The Boston Globe
David Weininger
November 25, 2019

The title of the Boston Modern Orchestra Project’s Saturday concert at Jordan Hall, “Klezmer Madness,” accurately represented half of its program. That portion consisted of two recent concertos for clarinet and orchestra that were audibly steeped in klezmer, the folk music of Eastern European Jews. Both pieces also featured the outstanding klezmer clarinetist David Krakauer, an ideal guide to the contemporary state of klezmer, who brought their solo parts thrillingly to life in performance.

Bookending the concertos were two orchestral works by the Israeli-born  composer Avner Dorman. They possessed their own virtues but had nothing to do with klezmer. Still, BMOP can be forgiven for this bit of false advertising given the typically ambitious nature of the program: four very different works given committed and energetic readings by this intrepid ensemble under Gil Rose’s sure direction.

Opening the evening was Dorman’s “Uriah” (2009), a terse, blistering tone poem on the biblical story of King David and Bathsheba from the point of view of Bathsheba’s husband, Uriah the Hittite, who is sent by the king into battle (and to his death) after Bathsheba becomes pregnant with David’s child. The piece begins with an outburst of dissonance, and there is an undertone of violence even in its softer moments. Uriah’s death at the hands of enemy soldiers is marked by grinding chords and percussion, but the piece is best heard not as a narrative but as a general indictment of the story’s cruelty, which comes through in the anguished string melody that follows.
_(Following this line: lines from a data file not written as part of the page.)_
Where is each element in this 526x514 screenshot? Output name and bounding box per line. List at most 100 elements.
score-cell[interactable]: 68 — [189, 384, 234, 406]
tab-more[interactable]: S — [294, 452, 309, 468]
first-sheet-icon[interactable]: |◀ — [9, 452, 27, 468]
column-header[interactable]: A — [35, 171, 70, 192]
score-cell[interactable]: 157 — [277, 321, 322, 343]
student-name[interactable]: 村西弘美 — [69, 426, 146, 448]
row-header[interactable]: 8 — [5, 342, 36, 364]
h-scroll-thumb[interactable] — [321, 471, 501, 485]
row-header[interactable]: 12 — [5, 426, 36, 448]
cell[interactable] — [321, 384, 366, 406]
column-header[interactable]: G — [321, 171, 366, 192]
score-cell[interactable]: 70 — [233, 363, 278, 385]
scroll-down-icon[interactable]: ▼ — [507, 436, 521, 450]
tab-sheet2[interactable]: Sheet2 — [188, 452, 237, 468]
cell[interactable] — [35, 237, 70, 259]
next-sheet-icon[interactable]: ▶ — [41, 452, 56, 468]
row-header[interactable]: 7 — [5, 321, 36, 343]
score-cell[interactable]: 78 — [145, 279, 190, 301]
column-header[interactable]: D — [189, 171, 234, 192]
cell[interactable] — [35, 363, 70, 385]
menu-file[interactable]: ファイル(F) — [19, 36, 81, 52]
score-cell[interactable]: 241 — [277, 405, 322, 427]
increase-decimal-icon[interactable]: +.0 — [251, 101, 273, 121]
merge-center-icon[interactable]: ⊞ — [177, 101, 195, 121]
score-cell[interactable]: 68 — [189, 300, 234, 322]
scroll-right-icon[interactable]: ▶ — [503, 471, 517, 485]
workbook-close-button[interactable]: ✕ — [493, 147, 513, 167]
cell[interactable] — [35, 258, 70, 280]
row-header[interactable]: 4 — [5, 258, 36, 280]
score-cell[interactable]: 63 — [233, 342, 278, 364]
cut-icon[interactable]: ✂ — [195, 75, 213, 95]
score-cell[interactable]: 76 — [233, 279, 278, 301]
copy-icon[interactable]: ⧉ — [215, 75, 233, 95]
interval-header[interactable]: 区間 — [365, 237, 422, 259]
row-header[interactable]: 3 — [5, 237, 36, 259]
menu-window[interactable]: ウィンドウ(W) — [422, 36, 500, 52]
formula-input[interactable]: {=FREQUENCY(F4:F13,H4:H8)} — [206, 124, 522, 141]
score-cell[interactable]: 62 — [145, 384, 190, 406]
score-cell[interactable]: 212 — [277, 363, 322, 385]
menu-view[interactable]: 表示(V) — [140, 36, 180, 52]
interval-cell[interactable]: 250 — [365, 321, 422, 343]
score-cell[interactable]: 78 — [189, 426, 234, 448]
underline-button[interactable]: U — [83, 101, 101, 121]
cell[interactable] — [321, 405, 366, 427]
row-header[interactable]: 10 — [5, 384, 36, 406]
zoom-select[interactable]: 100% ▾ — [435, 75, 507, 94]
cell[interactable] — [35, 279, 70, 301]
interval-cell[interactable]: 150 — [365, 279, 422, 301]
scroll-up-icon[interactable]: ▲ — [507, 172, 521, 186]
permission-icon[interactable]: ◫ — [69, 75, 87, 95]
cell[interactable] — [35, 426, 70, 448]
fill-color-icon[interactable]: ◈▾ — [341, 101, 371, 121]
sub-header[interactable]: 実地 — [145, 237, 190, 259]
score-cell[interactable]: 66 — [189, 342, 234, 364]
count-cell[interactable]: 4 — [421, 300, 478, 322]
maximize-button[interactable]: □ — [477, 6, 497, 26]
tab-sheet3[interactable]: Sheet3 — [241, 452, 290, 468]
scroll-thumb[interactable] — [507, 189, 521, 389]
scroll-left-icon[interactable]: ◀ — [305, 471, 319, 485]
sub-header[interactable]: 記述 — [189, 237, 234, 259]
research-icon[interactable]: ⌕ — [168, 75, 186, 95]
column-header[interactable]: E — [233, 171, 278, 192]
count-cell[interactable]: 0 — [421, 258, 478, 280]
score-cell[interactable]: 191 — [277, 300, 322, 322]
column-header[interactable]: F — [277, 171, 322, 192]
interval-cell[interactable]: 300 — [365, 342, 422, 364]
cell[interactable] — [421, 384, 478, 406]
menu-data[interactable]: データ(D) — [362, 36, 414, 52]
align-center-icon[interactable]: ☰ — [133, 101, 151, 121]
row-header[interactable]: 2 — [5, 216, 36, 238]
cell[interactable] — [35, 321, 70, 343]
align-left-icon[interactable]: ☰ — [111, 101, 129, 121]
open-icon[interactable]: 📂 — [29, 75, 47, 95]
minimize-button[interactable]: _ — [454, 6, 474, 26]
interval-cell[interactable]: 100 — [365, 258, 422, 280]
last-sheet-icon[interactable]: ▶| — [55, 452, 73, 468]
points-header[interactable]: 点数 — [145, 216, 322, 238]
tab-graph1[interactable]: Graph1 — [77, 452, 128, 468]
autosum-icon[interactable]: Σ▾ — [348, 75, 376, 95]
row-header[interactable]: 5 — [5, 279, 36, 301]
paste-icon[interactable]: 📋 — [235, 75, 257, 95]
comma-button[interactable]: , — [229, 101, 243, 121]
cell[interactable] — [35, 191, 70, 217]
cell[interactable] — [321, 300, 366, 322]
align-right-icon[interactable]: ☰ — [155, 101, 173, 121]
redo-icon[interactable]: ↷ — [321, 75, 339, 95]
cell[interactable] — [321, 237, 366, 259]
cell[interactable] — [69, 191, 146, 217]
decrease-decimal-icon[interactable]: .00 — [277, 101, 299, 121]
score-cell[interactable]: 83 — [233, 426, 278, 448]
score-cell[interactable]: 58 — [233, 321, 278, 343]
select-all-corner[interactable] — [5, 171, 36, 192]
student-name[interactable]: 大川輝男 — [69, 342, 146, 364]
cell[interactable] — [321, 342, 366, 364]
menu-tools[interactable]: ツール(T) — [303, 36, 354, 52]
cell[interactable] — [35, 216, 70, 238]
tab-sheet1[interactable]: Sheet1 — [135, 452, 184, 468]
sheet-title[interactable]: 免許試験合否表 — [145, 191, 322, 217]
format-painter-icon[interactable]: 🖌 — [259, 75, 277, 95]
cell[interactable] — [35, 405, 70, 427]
Almost as impressive was Dorman’s “Ellef Symphony,” named for the Hebrew word meaning one thousand. The first three of its four movements are based on war poems by Jewish poets from the previous millennium. A simple four-note musical motive knits them together. The music moves from foreboding to violence to elegiac sadness in a way that’s more obvious (and slightly less effective) than in “Uriah,” though it’s orchestrated with punch and imagination. The fourth movement pulls back from the angst and offers a calmer space intended to represent the possibility of peace. Yet perhaps because of what’s come before, and the present millennium’s sorry track record in this regard, it sounded to my ears like an uneasy (and at best temporary) reprieve.

The two concertos were Mathew Rosenblum’s “Lament/Witches’ Sabbath” (2017) and Wlad Marhulets’ Concerto for Klezmer Clarinet (2008). Rosenblum’s work is grounded in his grandmother’s harrowing story of escaping from Ukraine in 1919. The piece weaves together recordings of his grandmother, as well as field recordings of Jewish and Ukrainian laments, with the orchestra and Krakauer’s clarinet. For good measure, there are musical references to the phantasmagorical last movement of Berlioz’s “Symphonie Fantastique.”

That’s a lot of conceptual material for a single piece, and the musical surface reflects this, with so much information sometimes vying for the listener’s ear that it can be difficult to absorb. Fortunately, the sound of Krakauer’s instrument — keening, awash in bent notes and ornamentation — cuts through the texture at every junction, pairing brilliantly with Rosenblum’s microtonally accented language. A blazing cadenza for the soloist unleashed a stew of sorrow and incantation: here was the madness advertised in the concert’s title.

Marhulets’ concerto is more modest in ambition, a three-movement work full of conventional klezmer-style melodies and rhythms. Marhulets’ experience as a film composer is apparent throughout, and one cheesy yet entertaining passage sounds, in the words of the program note, like “the soundtrack to a ’70s police thriller scene.” It’s not a particularly involving piece, but it’s well scored and offered Krakauer the opportunity to put the soulful, lyrical side of his artistry on display.